Le Président : Vous pouvez
la raconter… Si vous voulez la raconter.
le témoin 84 : Oui, oui,
parce que je crois que ça peut faire comprendre pas mal de choses. Donc, en
fait, je ne veux par retourner plus loin que 90, que 90 on a connu les hostilités,
on a commencé la guerre de 90. Et ma famille, et donc la famille de mon mari
et ma famille propre, a eu des gens, beaucoup de gens en prison, et moi, j’étais
enceinte. Donc, j’avais… j’étais enceinte de 9 mois à peu près, je devais mettre
au monde le 22 octobre, et déjà à partir du 22 octobre, je n’ai pas pu me rendre
à l’hôpital parce qu’on me refusait les soins. Alors, toute l’assistance, donc
accoucher, ça, c’est fait par mon mari. Alors, il n’a pas pu, on n’a pas pu,
il n’a pas pu décoller le placenta et quand je suis partie à l’hôpital déjà,
c’étaient des injures. On m’injuriait comme quoi, donc j’ai envoyé mes enfants
au front et tout ça. Alors, on ne voulait pas me soigner. J’étais là depuis
7 heures du matin, et même pour entrer, on devait fouiller, fouiller à travers
des draps de ma fille-bébé. Je portais toujours le placenta, donc, dangereusement,
depuis 3 heures du matin, et on ne voulait même pas me faire entrer.

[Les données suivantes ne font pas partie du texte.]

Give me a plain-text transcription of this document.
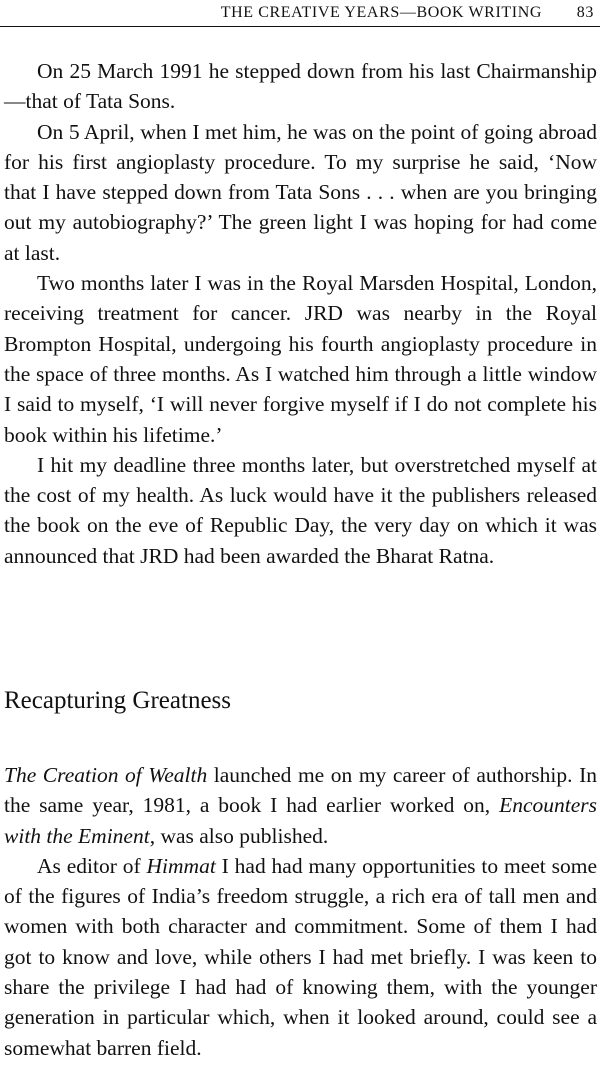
THE CREATIVE YEARS—BOOK WRITING 83

On 25 March 1991 he stepped down from his last Chairmanship—that of Tata Sons.

On 5 April, when I met him, he was on the point of going abroad for his first angioplasty procedure. To my surprise he said, ‘Now that I have stepped down from Tata Sons . . . when are you bringing out my autobiography?’ The green light I was hoping for had come at last.

Two months later I was in the Royal Marsden Hospital, London, receiving treatment for cancer. JRD was nearby in the Royal Brompton Hospital, undergoing his fourth angioplasty procedure in the space of three months. As I watched him through a little window I said to myself, ‘I will never forgive myself if I do not complete his book within his lifetime.’

I hit my deadline three months later, but overstretched myself at the cost of my health. As luck would have it the publishers released the book on the eve of Republic Day, the very day on which it was announced that JRD had been awarded the Bharat Ratna.

Recapturing Greatness

The Creation of Wealth launched me on my career of authorship. In the same year, 1981, a book I had earlier worked on, Encounters with the Eminent, was also published.

As editor of Himmat I had had many opportunities to meet some of the figures of India’s freedom struggle, a rich era of tall men and women with both character and commitment. Some of them I had got to know and love, while others I had met briefly. I was keen to share the privilege I had had of knowing them, with the younger generation in particular which, when it looked around, could see a somewhat barren field.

Mais, quand même, je suis parvenue à rentrer. Ma tante, qui m’accompagnait,
est infirmière-accoucheuse et ne pouvait pas me voir et m’avait dit de ne pas
dire qu’on a des relations, parce que sinon on allait me tuer déjà sur la table
d’accouchement. Je suis restée et mon mari et la tante sont partis avec ma fille.
Je suis restée seule sur la table de 7 heures et il passait des infirmières
pour m’injurier. Il y en a eu une qui est passée seulement à 10 heures, alors
elle m’a dit que j’occupe trop la table. Elle m’a fait une injection, et puis
alors, elle a pris le placenta. Elle me l’a jeté dans la figure. Je l’ai mis
dans un sac où j’avais amené les langes pour ma fille. Alors, elle m’a dit de
partir. Donc, j’étais, je n’avais pas de force, mais quand même j’ai pu rentrer.
Et alors, on s’est dit : « On va rentrer, et si même je dois mourir,
je vais mourir à la maison ». Parce que là-bas, on ne voulait pas faire
de soins. Donc, ça c’est le 22 octobre 1990. Et alors, on avait eu des fouilles
à la maison chaque jour par des amis voisins, des ex-amis voisins. On avait
des professeurs, on avait des fonctionnaires intellectuels avec qui on partageait
toute l’organisation du quartier. Ils étaient venus fouiller, même après la
naissance de ma fille, pour voir si on n’avait pas des armes.
Et donc, ma famille était ciblée déjà depuis 90. Et en 91, on a eu
la mort des Bagogwe. Les Bagogwe, c’était de la famille de mon mari. On a décimé
toute… presque toute sa famille et on a eu une quarantaine de réfugiés dans
notre maison. Une quarantaine, mais seulement composée des vieilles femmes,
qui venaient de perdre 5 enfants et des orphelins. Alors, c’était toute une
vie donc, toute la vie dans la maison devait changer, et on devait cacher à
l’extérieur, qu’on hébergeait des réfugiés, les Bagogwe, donc les victimes.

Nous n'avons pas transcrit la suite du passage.